A presidential election was held in Ohio on November 4, 1804, as part of the 1804 United States presidential election.The Democratic-Republican Party's ticket of incumbent president Thomas Jefferson and former New York governor George Clinton defeated the Federalist Party's ticket.

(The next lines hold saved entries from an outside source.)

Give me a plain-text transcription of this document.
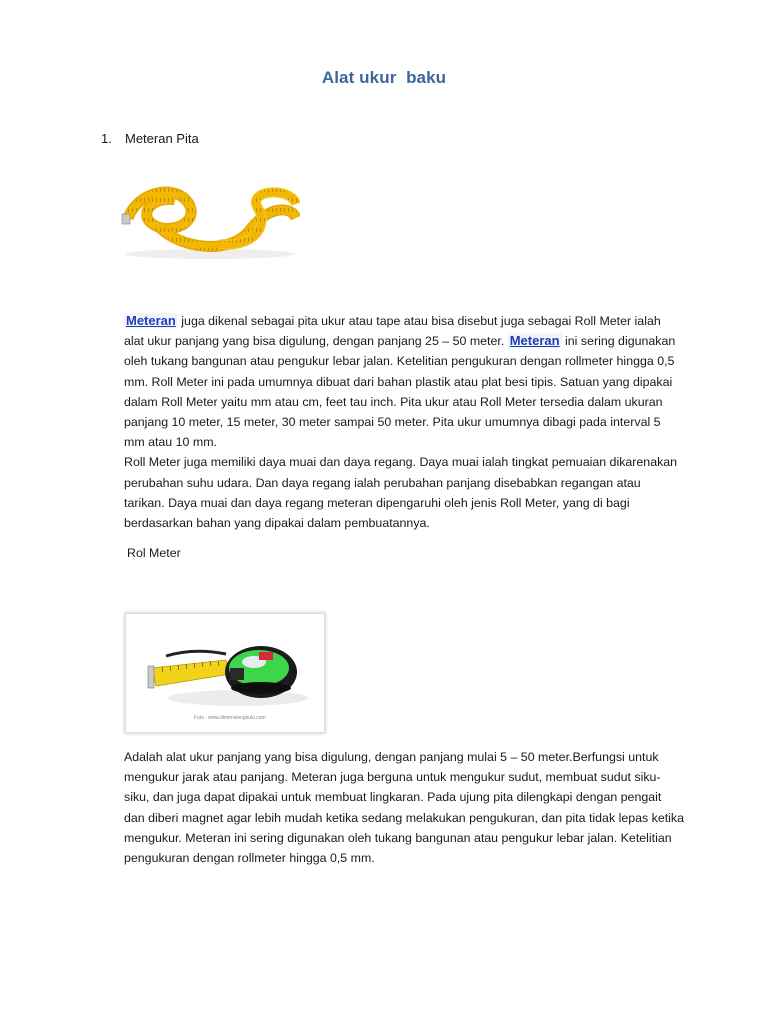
Alat ukur  baku
1. Meteran Pita

Meteran juga dikenal sebagai pita ukur atau tape atau bisa disebut juga sebagai Roll Meter ialah alat ukur panjang yang bisa digulung, dengan panjang 25 – 50 meter. Meteran ini sering digunakan oleh tukang bangunan atau pengukur lebar jalan. Ketelitian pengukuran dengan rollmeter hingga 0,5 mm. Roll Meter ini pada umumnya dibuat dari bahan plastik atau plat besi tipis. Satuan yang dipakai dalam Roll Meter yaitu mm atau cm, feet tau inch. Pita ukur atau Roll Meter tersedia dalam ukuran panjang 10 meter, 15 meter, 30 meter sampai 50 meter. Pita ukur umumnya dibagi pada interval 5 mm atau 10 mm.

Roll Meter juga memiliki daya muai dan daya regang. Daya muai ialah tingkat pemuaian dikarenakan perubahan suhu udara. Dan daya regang ialah perubahan panjang disebabkan regangan atau tarikan. Daya muai dan daya regang meteran dipengaruhi oleh jenis Roll Meter, yang di bagi berdasarkan bahan yang dipakai dalam pembuatannya.

Rol Meter
Foto : www.dimensiengkulu.com

Adalah alat ukur panjang yang bisa digulung, dengan panjang mulai 5 – 50 meter.Berfungsi untuk mengukur jarak atau panjang. Meteran juga berguna untuk mengukur sudut, membuat sudut siku-siku, dan juga dapat dipakai untuk membuat lingkaran. Pada ujung pita dilengkapi dengan pengait dan diberi magnet agar lebih mudah ketika sedang melakukan pengukuran, dan pita tidak lepas ketika mengukur. Meteran ini sering digunakan oleh tukang bangunan atau pengukur lebar jalan. Ketelitian pengukuran dengan rollmeter hingga 0,5 mm.
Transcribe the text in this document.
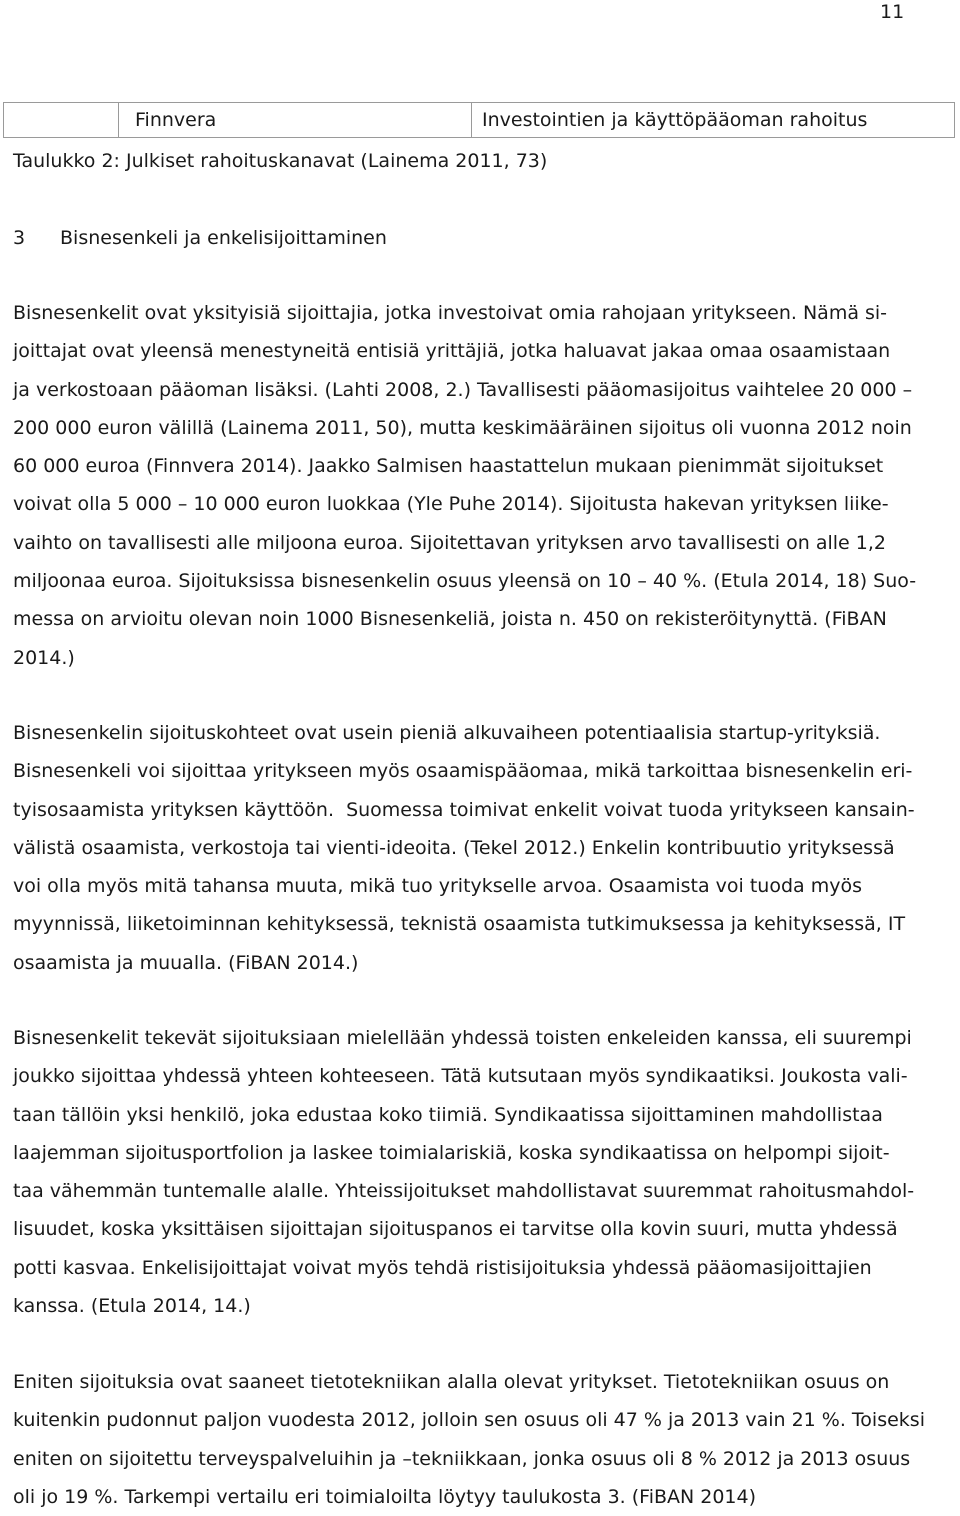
11
Finnvera	Investointien ja käyttöpääoman rahoitus
Taulukko 2: Julkiset rahoituskanavat (Lainema 2011, 73)
3 Bisnesenkeli ja enkelisijoittaminen
Bisnesenkelit ovat yksityisiä sijoittajia, jotka investoivat omia rahojaan yritykseen. Nämä si-
joittajat ovat yleensä menestyneitä entisiä yrittäjiä, jotka haluavat jakaa omaa osaamistaan
ja verkostoaan pääoman lisäksi. (Lahti 2008, 2.) Tavallisesti pääomasijoitus vaihtelee 20 000 –
200 000 euron välillä (Lainema 2011, 50), mutta keskimääräinen sijoitus oli vuonna 2012 noin
60 000 euroa (Finnvera 2014). Jaakko Salmisen haastattelun mukaan pienimmät sijoitukset
voivat olla 5 000 – 10 000 euron luokkaa (Yle Puhe 2014). Sijoitusta hakevan yrityksen liike-
vaihto on tavallisesti alle miljoona euroa. Sijoitettavan yrityksen arvo tavallisesti on alle 1,2
miljoonaa euroa. Sijoituksissa bisnesenkelin osuus yleensä on 10 – 40 %. (Etula 2014, 18) Suo-
messa on arvioitu olevan noin 1000 Bisnesenkeliä, joista n. 450 on rekisteröitynyttä. (FiBAN
2014.)
Bisnesenkelin sijoituskohteet ovat usein pieniä alkuvaiheen potentiaalisia startup-yrityksiä.
Bisnesenkeli voi sijoittaa yritykseen myös osaamispääomaa, mikä tarkoittaa bisnesenkelin eri-
tyisosaamista yrityksen käyttöön.  Suomessa toimivat enkelit voivat tuoda yritykseen kansain-
välistä osaamista, verkostoja tai vienti-ideoita. (Tekel 2012.) Enkelin kontribuutio yrityksessä
voi olla myös mitä tahansa muuta, mikä tuo yritykselle arvoa. Osaamista voi tuoda myös
myynnissä, liiketoiminnan kehityksessä, teknistä osaamista tutkimuksessa ja kehityksessä, IT
osaamista ja muualla. (FiBAN 2014.)
Bisnesenkelit tekevät sijoituksiaan mielellään yhdessä toisten enkeleiden kanssa, eli suurempi
joukko sijoittaa yhdessä yhteen kohteeseen. Tätä kutsutaan myös syndikaatiksi. Joukosta vali-
taan tällöin yksi henkilö, joka edustaa koko tiimiä. Syndikaatissa sijoittaminen mahdollistaa
laajemman sijoitusportfolion ja laskee toimialariskiä, koska syndikaatissa on helpompi sijoit-
taa vähemmän tuntemalle alalle. Yhteissijoitukset mahdollistavat suuremmat rahoitusmahdol-
lisuudet, koska yksittäisen sijoittajan sijoituspanos ei tarvitse olla kovin suuri, mutta yhdessä
potti kasvaa. Enkelisijoittajat voivat myös tehdä ristisijoituksia yhdessä pääomasijoittajien
kanssa. (Etula 2014, 14.)
Eniten sijoituksia ovat saaneet tietotekniikan alalla olevat yritykset. Tietotekniikan osuus on
kuitenkin pudonnut paljon vuodesta 2012, jolloin sen osuus oli 47 % ja 2013 vain 21 %. Toiseksi
eniten on sijoitettu terveyspalveluihin ja –tekniikkaan, jonka osuus oli 8 % 2012 ja 2013 osuus
oli jo 19 %. Tarkempi vertailu eri toimialoilta löytyy taulukosta 3. (FiBAN 2014)
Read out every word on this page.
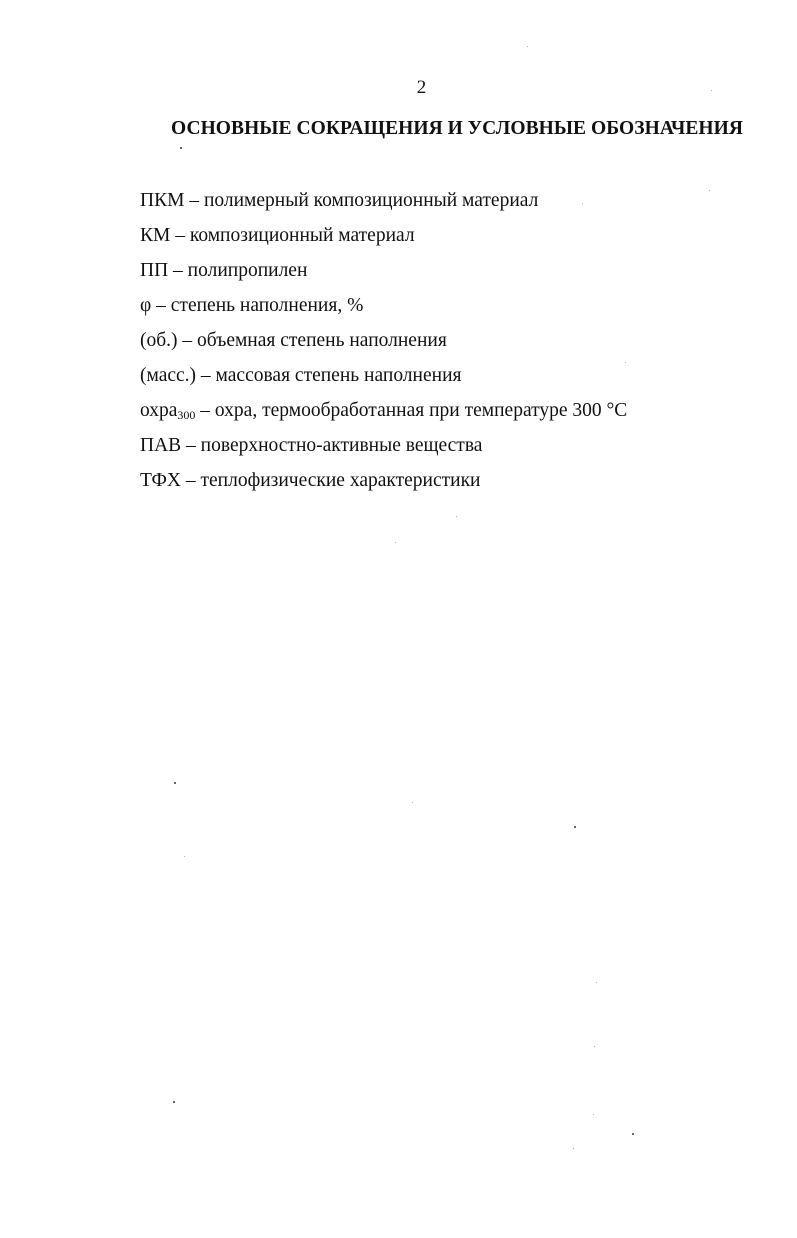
2
ОСНОВНЫЕ СОКРАЩЕНИЯ И УСЛОВНЫЕ ОБОЗНАЧЕНИЯ
ПКМ – полимерный композиционный материал
КМ – композиционный материал
ПП – полипропилен
φ – степень наполнения, %
(об.) – объемная степень наполнения
(масс.) – массовая степень наполнения
охра$_{300}$ – охра, термообработанная при температуре 300 °С
ПАВ – поверхностно-активные вещества
ТФХ – теплофизические характеристики
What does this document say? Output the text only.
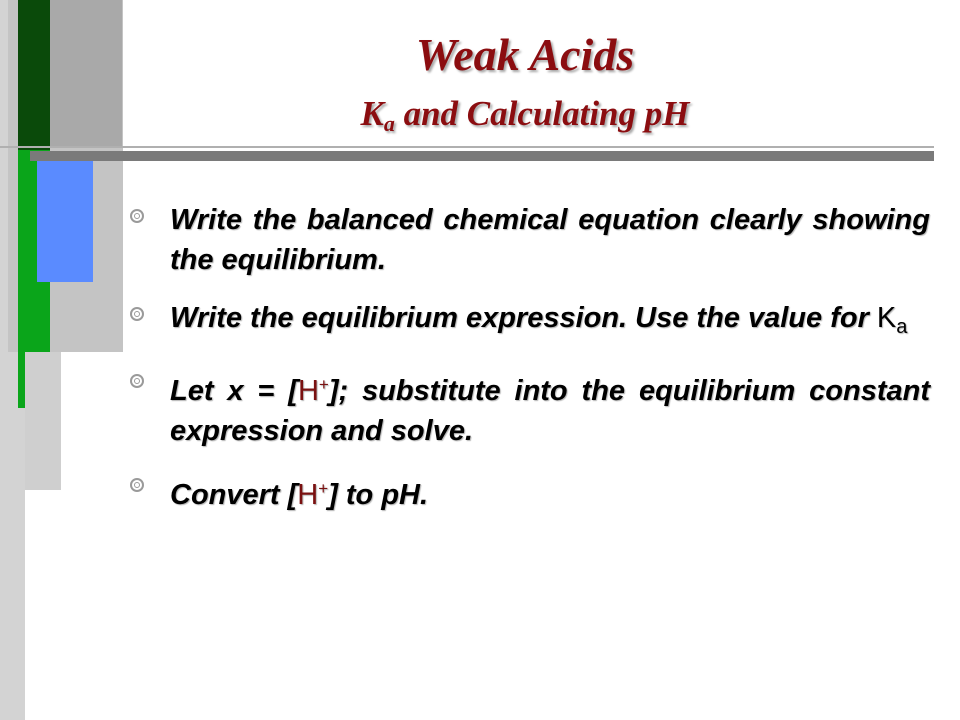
Weak Acids
$K_a$ and Calculating pH
Write the balanced chemical equation clearly showing the equilibrium.
Write the equilibrium expression. Use the value for $K_a$
Let x = [H+]; substitute into the equilibrium constant expression and solve.
Convert [H+] to pH.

The Democratic-Republicans were eager to avoid a factional conflict following legislative elections in 1803, which saw a coalition of Federalists and dissident Democratic-Republicans win control of the Ohio House of Representatives. The Federalists proposed dividing the state into three single-member districts in order to improve their chances of winning any of the state's electoral votes, but the legislators ultimately rejected this plan in favor of choosing all three electors on a general ticket.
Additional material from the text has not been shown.